Press Column Saturday 19 August 2000

There is a peculiar horror when a cliché rises from the grave. "Witch-hunt" for instance, has been a term without any emotional force for as long as I can remember it. In Myles na Gopaleen’s Catechism of Cliché it would appear as "What is it that no one wants? A witch-hunt." It only otherwise appears as a symbol of the irrationality of our ancestors, now happily outgrown, or just another bizarre whinge from the Spartist lexicon. But in the Paulsgrove protestors, with their talk of "lists of power" we suddenly catch a glimpse of what made witch hunting a popular sport across half Europe. There is the sudden appearance of an ill-defined crime which is practised in secret, yet blights the life of all the neighbours. There is the sniffing out of evil-doers by the community, using magical talismans. Finally comes the cathartic expulsion of the evildoers —though that of course is not what the protesters really want. What they would really like, as their banners make clear, is the traditional culmination of these festivities: a public execution preceded, if possible, by torture.

The press in all this has been sharply divided on class lines. None are in favour, but most are afraid and ashamed. It’s notable that the only two papers singled out by Rebekah Wade for opposing the News of the World whole-heartedly and publicly are the Independent and the Daily Telegraph, which do not welcome among their readers anyone who is or has been a member of the working classes. I know the Independent has gone laddish in the last five years, but not as far as you might think: the leaders were once written by Cambridge graduates interested in cricket, now they are produced by Oxford men who go to football matches. I don’t mean to snark. If that is what it takes to condemn the News of the World , then it is a good thing. But the difficulty that Paulsgrove raises for all the papers is that it is an uncomfortable reminder of who little they can do on their own to stir up public opinion.
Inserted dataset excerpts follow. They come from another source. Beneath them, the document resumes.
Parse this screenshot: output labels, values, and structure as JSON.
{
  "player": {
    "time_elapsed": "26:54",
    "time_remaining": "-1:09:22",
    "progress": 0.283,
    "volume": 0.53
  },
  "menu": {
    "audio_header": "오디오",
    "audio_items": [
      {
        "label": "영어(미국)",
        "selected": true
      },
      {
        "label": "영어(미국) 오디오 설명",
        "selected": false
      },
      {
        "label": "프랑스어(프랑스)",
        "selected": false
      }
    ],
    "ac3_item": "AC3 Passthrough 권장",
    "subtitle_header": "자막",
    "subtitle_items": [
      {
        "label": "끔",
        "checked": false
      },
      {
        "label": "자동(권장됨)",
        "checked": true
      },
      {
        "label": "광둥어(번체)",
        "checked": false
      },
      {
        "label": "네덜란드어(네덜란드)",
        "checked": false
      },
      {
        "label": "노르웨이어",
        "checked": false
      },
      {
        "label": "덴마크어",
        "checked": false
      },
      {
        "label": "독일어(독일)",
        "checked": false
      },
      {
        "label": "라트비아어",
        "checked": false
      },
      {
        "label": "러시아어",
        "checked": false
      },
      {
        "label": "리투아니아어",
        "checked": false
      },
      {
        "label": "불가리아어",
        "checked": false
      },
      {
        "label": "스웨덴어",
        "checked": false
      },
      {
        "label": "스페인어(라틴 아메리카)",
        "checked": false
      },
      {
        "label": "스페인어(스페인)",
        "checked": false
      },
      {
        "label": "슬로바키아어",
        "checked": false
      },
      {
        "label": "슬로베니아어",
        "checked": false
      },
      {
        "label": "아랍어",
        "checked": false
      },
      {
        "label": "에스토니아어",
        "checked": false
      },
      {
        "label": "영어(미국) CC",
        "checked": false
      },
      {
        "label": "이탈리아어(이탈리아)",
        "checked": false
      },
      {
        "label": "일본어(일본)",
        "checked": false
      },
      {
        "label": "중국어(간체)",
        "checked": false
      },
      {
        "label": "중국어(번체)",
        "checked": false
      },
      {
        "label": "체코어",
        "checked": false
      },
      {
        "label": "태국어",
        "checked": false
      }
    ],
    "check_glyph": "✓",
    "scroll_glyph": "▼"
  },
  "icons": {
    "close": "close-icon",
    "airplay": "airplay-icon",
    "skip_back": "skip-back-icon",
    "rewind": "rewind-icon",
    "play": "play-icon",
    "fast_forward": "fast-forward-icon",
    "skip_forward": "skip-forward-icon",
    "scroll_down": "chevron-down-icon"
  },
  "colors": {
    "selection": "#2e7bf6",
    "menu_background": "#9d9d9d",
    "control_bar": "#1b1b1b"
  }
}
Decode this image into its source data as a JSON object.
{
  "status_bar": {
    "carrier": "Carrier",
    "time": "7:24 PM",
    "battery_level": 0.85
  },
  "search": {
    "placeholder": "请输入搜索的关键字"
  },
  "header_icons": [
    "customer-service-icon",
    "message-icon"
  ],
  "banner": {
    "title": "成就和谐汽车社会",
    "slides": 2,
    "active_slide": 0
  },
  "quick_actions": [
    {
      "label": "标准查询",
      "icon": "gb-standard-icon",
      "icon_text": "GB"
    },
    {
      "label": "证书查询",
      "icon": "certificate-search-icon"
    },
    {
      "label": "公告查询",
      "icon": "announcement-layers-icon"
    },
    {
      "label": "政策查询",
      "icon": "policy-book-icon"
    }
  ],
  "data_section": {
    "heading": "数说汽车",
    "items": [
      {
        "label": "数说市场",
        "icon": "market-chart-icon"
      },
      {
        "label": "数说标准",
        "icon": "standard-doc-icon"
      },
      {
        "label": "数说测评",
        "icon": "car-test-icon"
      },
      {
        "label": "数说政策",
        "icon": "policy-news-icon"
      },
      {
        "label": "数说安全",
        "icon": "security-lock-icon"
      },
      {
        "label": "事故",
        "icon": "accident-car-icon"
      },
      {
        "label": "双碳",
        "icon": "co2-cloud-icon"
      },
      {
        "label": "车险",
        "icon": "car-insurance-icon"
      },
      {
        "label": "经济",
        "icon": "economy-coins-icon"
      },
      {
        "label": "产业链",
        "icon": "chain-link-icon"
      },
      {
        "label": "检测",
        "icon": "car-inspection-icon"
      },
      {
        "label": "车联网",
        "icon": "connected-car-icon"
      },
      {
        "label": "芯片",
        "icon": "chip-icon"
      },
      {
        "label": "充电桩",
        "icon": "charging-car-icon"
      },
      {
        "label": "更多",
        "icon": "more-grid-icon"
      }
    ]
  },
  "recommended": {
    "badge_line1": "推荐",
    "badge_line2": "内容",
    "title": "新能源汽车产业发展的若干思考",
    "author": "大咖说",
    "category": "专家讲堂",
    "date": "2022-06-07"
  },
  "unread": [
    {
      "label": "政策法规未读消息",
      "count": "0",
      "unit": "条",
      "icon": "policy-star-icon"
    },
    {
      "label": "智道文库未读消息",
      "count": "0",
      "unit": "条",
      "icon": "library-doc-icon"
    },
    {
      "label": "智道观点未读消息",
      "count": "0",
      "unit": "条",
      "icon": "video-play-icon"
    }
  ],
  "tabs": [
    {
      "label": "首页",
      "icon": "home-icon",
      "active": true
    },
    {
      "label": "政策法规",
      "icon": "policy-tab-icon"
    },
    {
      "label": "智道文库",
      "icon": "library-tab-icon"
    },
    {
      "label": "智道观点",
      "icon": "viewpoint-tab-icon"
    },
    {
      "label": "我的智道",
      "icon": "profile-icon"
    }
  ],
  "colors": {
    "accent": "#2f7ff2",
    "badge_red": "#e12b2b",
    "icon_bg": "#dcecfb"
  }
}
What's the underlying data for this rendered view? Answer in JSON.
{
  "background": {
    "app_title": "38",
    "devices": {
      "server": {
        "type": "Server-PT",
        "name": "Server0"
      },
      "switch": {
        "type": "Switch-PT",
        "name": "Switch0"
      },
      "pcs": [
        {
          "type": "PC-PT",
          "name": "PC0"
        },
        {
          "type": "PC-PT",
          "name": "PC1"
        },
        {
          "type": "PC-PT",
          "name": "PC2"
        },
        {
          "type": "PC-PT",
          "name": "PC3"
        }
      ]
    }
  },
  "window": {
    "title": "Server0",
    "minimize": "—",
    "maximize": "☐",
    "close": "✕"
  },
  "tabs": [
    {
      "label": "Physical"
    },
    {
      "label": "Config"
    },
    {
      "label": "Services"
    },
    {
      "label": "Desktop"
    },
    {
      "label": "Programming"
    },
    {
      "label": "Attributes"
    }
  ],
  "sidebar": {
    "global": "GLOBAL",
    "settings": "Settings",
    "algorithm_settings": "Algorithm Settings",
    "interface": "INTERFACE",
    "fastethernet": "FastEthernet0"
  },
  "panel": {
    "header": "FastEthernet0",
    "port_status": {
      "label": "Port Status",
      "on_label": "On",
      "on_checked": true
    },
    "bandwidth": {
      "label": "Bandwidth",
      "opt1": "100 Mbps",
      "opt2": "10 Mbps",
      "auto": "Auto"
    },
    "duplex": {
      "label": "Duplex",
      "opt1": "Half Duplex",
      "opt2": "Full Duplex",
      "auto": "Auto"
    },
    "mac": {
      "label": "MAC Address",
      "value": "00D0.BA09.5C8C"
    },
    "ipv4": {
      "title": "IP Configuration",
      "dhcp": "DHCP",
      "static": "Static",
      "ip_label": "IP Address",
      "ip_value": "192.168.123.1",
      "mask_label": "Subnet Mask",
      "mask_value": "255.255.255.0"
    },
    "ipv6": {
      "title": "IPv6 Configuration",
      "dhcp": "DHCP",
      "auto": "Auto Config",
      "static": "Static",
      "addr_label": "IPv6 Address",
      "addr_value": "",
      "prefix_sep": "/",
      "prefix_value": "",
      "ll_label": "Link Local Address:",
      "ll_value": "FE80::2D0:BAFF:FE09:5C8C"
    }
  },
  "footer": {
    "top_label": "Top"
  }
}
All the News of the World did to provoke these riots was publish two weeks’ worth of campaigning. Most newspaper campaigns continue for years without even stirring their readers up to letter-writing. The fact that many readers might find it less effort to riot than to write letters is not, I think, very relevant here.

Even if you take into account the damage done over the preceding weeks by the saturation sentimental coverage of the Sarah Payne case, it is still obvious that the Paulsgrove rioters, though they may have been supplied with an excuse by the News of the World, were not witch-hunting because the newspaper had told them to. They were doing it because it came naturally. In all this, there was virtually no comment at all from any of the Churches. This is partly, perhaps, because they are associated in the public mind with paedophilia themselves, though of a curiously old-fashioned and innocent kind. Scoutmasters and choirboys belong more to seaside postcard humour than what we now call child abuse.

ON the other hand, this should only have encouraged news editors to shop for religious opinions. I saw only two: in Thursday’s Guardian, the Rev’d Gary Waddington the local rector, was quoted; and Richard Harries got something into the same paper. It is perhaps a marker of how much we take for granted that Christianity is a religion for nice people that the only moral analysis of the whole thing that I saw came from the dyspeptic atheist "Theodore Dalrymple" in the Sunday Telegraph. Admittedly, even Bill Beaver might blush to explain to bishops that the message of the day was "lynching people is wrong". But it is a missed, opportunity, I think, that no one managed to condemn the rioters in such a well-informed was as Dalrymple did. Perhaps doctors know more about the underlying horror of such places. Perhaps no priest could say, as Dalrymple did, that the morality of sink housing estates is exactly the same as that of a prison, so that loathing "paedophiles" is an expression of the universal human longing to find someone whose crimes and failures are viler than our own as it is a projection of guilt about the awful way children are treated by these self-righteous parents and step-parents.

The Times carried a number of letters more or less politely disagreeing with Dr George Carey’s attacks on education and therapy. Much the nicest came from Mrs Carol Carsley, of Beckenham: "Sir, today, about to drive over a narrow, single-lane bridge where the arrow flow-sign clearly indicated my right of way, a Volvo from the opposite direction drove on regardless. I was astounded to see that the driver was a nun.

"Since I am a psychotherapist, I conclude that this is an extension of the debate: God vs Therapy".

This provoked an even finer anti-nun story from a retired naval commander who had tried to get from Calais to Switzerland in the winter of 1946 : "With five seats booked on the overnight train from Calais we were escorted to our seats by a gold-braided Cooks rep. All the seats were correctly labelled with our names and all were occupied by nuns.

"In a drill movement worthy of the Chief Gunner's Mate to whom we had just said a relieved goodbye, the nuns folded their hands, lowered their heads and closed their eyes and that was that. Like Mrs Carsley we had no choice.

"It was the corridor for us and, although we kept a sharp lookout for any vacancy arising overnight in the natural order of things, all five managed to hold on for the full eight hours to Zurich.

"On arrival, as we staggered cold and stiff to our feet, the nuns emerged and favoured us with a sweet smile."